Olanlar tekrar tekrar gözlerinin önünden gitmiyordu. Akın istemediği şeyler yapmasını istemiş ama kız direnmişti. Hiç bir gücün Akın'ın istediklerini yaptıracağını zannetmiyordu. Ta ki Gediz ortaya çıkana kadar.

Abisi gelip bulmuştu kızı. Gediz uzun bir araştırma sonrasında bulmuştu ama Akın kızın gözlerinin önünde döve döve bayıltmıştı. Duru'nun abisi için bu denli çırpındığını gören adamın eline çok güzel bir koz vermişti. Şimdi ise nerede olduğunu bilmiyordu.

Bir de Savaş'a olanlar vardı. Dediklerine yapmazsa hem abisini hem karısı Kübra'yı hem de Savaş ve tüm herkesi tek tek öldürecekti. Gözünu bile kırpmadan yapacağını uygulamalı olarak göstermişti. Gözlerinin önünde kıza yardım etmek isteyen bir adamı öldürmüştü. Her ne kadar nefret de etsede bu adamlardan sonuçta birisi haline acımış ve yardım için birilerini aramak istemişti. Tam o esnada tek el bir silah adamın kanlar içinde kalan bedenini yere sermişti. Boşlukta sallanıyor gibi hissetmişti bir ara. Canından can kopmuştu. Kan, görmeye dayanamayan kızin gözleri önünde ölmüştü. Ve dediklerini yapmayacağı taktirde her yarım saate biri daha ölecekti.

Mükemmel bir plan hazırlamıştı. Duru'yu ona mecbur bırakmış, tüm çıkış yollarını kapatmıştı. Ve şimdi oda da bir şekilde kendini korumaya aldığını zannediyordu. Abisi elindeydi. Savaş'ı öldürmüş olabilirdi. Hamile yengesi şu an evinde sandalyede bağlı ve başına silahlı bir adam vardı.

Nasıl bir manyağın elinde olduğunu yeni yeni fark ediyordu. Ve istediği son şey Duru'da bardağı taşıran son damla olmuştu. Sevdiklerine zarar vermeden Rusya'ya gitmesi için eline tek bir şart vermişti. Herkesi serbest bırakmanın tek bir yolu vardı. Utanmadan kızın gözlerinin içine bakarak söylemişti.

'kendi isteğinle benimle birlikte olacaksın. Sonra bunu Savaş'a anlatacaksın.

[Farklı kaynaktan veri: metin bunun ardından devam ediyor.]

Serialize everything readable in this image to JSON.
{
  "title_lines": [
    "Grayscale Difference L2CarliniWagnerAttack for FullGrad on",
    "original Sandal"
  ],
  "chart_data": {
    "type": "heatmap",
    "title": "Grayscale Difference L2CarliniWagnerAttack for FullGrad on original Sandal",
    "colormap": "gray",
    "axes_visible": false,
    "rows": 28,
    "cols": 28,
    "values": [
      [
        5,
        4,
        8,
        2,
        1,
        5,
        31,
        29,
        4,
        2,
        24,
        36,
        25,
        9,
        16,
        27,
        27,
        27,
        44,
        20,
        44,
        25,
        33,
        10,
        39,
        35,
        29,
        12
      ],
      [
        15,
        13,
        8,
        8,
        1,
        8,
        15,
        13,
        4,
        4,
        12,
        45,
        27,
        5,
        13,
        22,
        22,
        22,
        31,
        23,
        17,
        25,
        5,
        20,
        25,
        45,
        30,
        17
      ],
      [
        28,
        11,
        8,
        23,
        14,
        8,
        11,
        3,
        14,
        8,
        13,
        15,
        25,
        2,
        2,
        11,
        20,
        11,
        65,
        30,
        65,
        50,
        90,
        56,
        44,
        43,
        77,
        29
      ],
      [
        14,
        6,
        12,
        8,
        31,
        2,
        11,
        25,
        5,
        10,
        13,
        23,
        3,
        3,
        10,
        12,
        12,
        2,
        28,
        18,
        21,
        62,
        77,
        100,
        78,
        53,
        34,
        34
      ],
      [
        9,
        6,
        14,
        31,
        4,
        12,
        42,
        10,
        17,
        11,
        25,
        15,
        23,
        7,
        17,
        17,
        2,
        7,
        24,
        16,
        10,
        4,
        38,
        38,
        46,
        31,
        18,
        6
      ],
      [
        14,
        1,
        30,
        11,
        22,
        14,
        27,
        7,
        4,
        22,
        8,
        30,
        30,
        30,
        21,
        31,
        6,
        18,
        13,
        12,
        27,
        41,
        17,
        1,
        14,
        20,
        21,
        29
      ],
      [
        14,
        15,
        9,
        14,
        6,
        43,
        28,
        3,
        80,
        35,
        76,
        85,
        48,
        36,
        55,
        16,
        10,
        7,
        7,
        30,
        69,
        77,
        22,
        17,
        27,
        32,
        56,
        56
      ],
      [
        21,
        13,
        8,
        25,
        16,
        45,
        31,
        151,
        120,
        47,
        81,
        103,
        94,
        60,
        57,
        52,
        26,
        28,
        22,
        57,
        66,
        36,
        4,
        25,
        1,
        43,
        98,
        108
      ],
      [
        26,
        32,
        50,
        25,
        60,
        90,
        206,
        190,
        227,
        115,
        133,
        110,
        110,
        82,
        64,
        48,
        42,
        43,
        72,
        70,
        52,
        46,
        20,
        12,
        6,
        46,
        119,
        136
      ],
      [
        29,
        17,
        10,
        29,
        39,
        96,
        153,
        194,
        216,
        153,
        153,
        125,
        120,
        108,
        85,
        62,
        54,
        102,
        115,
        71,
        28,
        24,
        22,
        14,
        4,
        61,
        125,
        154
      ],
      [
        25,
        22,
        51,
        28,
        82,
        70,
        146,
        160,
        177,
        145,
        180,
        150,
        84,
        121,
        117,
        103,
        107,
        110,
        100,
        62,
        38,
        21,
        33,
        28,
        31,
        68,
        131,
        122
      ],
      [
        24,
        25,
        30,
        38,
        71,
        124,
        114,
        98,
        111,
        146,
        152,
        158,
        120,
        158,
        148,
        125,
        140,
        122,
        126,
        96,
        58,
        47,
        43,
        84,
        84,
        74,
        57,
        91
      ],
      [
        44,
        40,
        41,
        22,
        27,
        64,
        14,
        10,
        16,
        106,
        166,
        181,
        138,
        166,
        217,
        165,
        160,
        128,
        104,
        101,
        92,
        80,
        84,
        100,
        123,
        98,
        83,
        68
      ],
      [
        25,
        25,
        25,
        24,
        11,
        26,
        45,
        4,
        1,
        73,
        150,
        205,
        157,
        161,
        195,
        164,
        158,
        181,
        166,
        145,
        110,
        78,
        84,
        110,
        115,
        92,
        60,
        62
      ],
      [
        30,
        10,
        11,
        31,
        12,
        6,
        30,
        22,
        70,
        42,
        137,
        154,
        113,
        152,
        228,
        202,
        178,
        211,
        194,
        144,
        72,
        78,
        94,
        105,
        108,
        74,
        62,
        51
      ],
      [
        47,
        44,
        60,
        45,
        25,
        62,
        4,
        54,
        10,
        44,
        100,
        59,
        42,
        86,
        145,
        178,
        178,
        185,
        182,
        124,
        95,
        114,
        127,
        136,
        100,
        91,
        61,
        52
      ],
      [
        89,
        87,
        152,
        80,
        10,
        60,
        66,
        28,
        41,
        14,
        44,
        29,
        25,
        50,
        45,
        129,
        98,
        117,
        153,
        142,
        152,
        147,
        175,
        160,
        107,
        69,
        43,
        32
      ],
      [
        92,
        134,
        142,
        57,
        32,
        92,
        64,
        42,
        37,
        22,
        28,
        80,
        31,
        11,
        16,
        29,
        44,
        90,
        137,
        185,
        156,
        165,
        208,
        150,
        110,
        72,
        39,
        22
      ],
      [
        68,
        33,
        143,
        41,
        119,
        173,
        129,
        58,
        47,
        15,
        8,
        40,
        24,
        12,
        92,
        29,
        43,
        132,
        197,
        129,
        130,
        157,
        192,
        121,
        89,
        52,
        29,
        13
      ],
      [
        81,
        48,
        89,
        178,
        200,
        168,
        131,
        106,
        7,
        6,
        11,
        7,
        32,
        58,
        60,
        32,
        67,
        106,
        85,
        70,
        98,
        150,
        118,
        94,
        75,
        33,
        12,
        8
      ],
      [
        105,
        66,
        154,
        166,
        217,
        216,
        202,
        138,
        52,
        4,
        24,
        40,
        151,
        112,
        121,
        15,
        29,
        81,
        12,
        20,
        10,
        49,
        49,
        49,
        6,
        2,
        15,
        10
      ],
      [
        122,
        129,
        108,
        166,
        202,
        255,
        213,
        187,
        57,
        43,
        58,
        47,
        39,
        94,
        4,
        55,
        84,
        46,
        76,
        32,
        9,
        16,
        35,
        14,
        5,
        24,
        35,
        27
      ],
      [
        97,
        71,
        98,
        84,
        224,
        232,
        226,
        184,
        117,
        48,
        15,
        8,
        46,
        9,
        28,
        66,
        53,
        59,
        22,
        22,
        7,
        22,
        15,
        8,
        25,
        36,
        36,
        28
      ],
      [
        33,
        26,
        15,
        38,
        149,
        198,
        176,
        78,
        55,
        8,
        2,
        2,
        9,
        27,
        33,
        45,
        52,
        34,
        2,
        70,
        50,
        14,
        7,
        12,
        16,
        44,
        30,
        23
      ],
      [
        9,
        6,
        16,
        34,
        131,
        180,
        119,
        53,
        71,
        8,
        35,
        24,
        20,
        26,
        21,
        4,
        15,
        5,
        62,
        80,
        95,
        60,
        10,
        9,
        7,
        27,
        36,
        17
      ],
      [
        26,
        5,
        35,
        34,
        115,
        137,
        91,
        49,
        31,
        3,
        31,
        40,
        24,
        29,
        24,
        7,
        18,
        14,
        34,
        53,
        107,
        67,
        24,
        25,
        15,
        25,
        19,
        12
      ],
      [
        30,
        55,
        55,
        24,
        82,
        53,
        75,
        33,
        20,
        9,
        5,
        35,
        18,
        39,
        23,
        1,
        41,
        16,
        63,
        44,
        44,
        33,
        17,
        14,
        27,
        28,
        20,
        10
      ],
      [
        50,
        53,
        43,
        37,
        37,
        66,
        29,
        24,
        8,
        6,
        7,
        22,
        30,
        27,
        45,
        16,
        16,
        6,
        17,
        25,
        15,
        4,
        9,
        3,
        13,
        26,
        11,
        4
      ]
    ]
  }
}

Sonra da ailen ve Savaş'ı kurtarıp kahraman olacaksın. Karar vermen için bir saatin var.'

Vücudunda öyle ağır bir yük taşıyormuş gibiydi ki nefes alamıyordu. Kocaman bir kayayı tek başına sırtlamış, altında her saniye eziliyordu. Ne kadar bağırıp çağırsa da kurtulamamış ona en basit geleni yapmıştı. Zaman kazanmak için Savaş'la onun istediği şekilde konuşmuştu. Konuşurken alnına isabet aldıkları lazeri görüyor ama güçlü durarak Akın'a istediğini veriyordu. Başarılı olmuş olsa da acı bir gerçekle karşı karşıyaydı.

Zaman gittikçe daralıyordu. Akın daha fazla dayanamamış olacak ki kapıyı zorlamaya başlamıştı artık.

"Duru! Nereye kadar kaçacaksın? Aç şu kapıyı yoksa zamanın dolmadan dediklerimi yaparım," diyerek kapıyı yumruklayıp bağırıyordu. Kız kapının arkasına acamasın diye ne bulduysa koymuştu. Ama bunun onu durduracağını zannetmiyordu.